Connect with other families
Almost universally, caregivers who have been through this describe peer connection as one of the most valuable resources available. Another parent who has navigated the first weeks of specialist bottle feeding can offer practical knowledge, emotional solidarity, and the simple reassurance that it gets easier. Look for local LKGS parent groups through your cleft team, or online communities through organisations like CLAPA (UK), ACPA (US), or Deutsche Cleft Kinderhilfe e.V. (Germany).
Name the grief alongside the love
You can love your child deeply and simultaneously grieve the early experience you imagined. These are not contradictory. Naming the grief — to a partner, a friend, or a counsellor — is not complaining: it is processing. Many cleft teams have access to a clinical psychologist or social worker; ask for this support if you are struggling.

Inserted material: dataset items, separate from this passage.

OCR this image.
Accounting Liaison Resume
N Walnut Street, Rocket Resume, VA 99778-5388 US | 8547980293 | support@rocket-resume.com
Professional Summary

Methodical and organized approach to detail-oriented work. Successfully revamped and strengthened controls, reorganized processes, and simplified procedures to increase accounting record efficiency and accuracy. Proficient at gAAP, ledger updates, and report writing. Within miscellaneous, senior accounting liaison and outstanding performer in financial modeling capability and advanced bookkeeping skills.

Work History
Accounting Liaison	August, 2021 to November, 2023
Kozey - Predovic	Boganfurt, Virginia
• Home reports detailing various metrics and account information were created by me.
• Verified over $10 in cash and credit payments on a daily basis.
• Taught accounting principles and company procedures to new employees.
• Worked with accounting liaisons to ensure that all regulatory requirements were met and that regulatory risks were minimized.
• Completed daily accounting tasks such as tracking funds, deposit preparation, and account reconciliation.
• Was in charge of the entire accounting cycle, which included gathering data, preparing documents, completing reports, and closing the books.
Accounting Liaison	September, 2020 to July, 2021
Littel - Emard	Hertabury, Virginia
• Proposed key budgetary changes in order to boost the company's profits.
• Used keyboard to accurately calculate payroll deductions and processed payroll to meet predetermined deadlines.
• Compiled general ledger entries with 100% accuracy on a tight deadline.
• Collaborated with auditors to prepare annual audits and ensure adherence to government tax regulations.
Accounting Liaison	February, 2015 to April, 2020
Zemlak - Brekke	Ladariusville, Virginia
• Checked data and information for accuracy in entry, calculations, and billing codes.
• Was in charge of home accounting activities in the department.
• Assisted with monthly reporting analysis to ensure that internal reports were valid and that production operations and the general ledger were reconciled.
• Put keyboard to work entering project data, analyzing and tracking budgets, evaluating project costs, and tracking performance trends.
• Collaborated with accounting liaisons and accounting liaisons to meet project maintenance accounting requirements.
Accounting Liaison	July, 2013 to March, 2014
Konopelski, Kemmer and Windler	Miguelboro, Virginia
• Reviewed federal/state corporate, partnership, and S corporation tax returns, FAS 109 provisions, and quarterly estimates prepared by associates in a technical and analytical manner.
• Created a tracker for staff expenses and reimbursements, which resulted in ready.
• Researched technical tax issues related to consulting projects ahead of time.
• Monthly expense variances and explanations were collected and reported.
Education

The intensive feeding period is finite. Most children with cleft palate have their primary palate repair between 6 and 18 months of age. After surgery, many children transition to ordinary bottles and eventually to cup feeding and solid food on a typical developmental timeline. The specialist bottle phase, though demanding, is a phase — not a permanent state.
Trusted resources to explore further
The following organisations provide reliable, family-centred information and community support. This is not an exhaustive list — your cleft team's recommendations always take precedence for clinical questions.
- Deutsche Cleft Kinderhilfe e.V. (Germany) — spaltkinder.org — support, information, and community for German-speaking families
- CLAPA (UK) — clapa.com — extensive feeding guides, parent networks, and specialist nurse contact lines
- ACPA Family Services (US-based, internationally useful) — acpacares.org
- Children's Hospital of Philadelphia Cleft Lip and Palate Resources — chop.edu/cleft
- Medela SpecialNeeds Feeder guidance — available through your cleft team or Medela's patient support line
"The first feeds may not look like what you imagined. But they are still you — feeding your child, learning together, building something real."